To compute expectation values of an infinite MPS with a unit cell larger than 1 using left and right dominant eigenvectors vL and vR of the transfer matrix of the unit cell, you can do:

------A1-----A2-----A3-----
|     |      |      |     |
vL    |      O2     |     vR
|     |      |      |     |
------A1*----A2*----A3*----

for example to compute the expectation value of an operator O2 on site 2 of an infinite MPS with a 3-site unit cell.

Hi Jake, I’m wondering if you got a working “infinite” version of the correlation_matrix() function working and would be willing to share? It seems like an essential tool in using VUMPS. Constructing a finite_mps() out of a UMPS seems to be untenably slow at present.

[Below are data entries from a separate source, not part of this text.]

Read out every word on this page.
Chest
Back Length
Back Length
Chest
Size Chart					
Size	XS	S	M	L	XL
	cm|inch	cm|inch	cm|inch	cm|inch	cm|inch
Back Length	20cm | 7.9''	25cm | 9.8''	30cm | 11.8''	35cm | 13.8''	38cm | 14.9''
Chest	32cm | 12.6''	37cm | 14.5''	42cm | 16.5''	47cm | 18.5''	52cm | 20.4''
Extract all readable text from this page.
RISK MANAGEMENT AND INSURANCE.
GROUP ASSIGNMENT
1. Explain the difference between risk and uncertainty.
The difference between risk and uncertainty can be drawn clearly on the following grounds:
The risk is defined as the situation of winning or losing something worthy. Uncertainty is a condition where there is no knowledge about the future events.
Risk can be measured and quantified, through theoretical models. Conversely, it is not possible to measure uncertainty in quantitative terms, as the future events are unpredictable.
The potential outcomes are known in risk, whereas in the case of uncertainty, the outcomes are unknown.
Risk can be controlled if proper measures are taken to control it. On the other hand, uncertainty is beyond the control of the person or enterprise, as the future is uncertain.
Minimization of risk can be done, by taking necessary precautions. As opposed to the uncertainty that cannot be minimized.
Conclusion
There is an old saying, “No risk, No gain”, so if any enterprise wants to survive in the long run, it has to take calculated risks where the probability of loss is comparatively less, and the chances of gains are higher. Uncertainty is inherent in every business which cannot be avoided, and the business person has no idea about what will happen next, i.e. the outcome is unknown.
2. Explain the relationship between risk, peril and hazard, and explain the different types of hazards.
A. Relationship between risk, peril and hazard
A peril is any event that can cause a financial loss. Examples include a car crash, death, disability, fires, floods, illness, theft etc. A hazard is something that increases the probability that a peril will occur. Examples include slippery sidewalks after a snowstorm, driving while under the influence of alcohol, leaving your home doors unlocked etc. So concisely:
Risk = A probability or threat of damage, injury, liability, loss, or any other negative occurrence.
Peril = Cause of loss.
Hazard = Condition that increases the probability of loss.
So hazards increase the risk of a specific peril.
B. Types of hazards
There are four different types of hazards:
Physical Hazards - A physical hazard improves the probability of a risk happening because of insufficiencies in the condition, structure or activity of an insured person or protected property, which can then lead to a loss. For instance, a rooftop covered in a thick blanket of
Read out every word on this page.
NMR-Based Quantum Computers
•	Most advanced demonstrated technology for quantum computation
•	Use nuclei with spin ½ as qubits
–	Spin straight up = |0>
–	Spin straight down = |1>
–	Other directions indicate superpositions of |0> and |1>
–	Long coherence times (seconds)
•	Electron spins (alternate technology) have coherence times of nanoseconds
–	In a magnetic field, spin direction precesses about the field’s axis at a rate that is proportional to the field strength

Why is it slow to construct the finite MPS? It just involves slicing out a finite number of tensors, which is a trivial operation in terms of performance, and computing the left and right fixed points, which is an operation that is cubic in the bond dimension, the same scaling as running VUMPS in the first place (though in practice will be much faster since it is a direct calculation and doesn’t involve any Hamiltonian).

Hi Andrew,

Yes I got equal-time correlation functions working. But I would recommend referring to the reference above for how to truncate a uMPS to a finite MPS. This should be faster and more stable. For my purposes, I required the entire transfer matrix spectrum so that I can get the correct function in the UV. This required a lot of time to acquire given there are D^2 eigenmatrices. I had to save it as a jdso file( ~ 4 gb for the entire spectrum) which is not ideal for loading or getting between devices. However, if thats the route you want to go, the notes from Matt’s reply is exactly what I followed. Exact correlation functions and their fourier transforms can be calculated directly.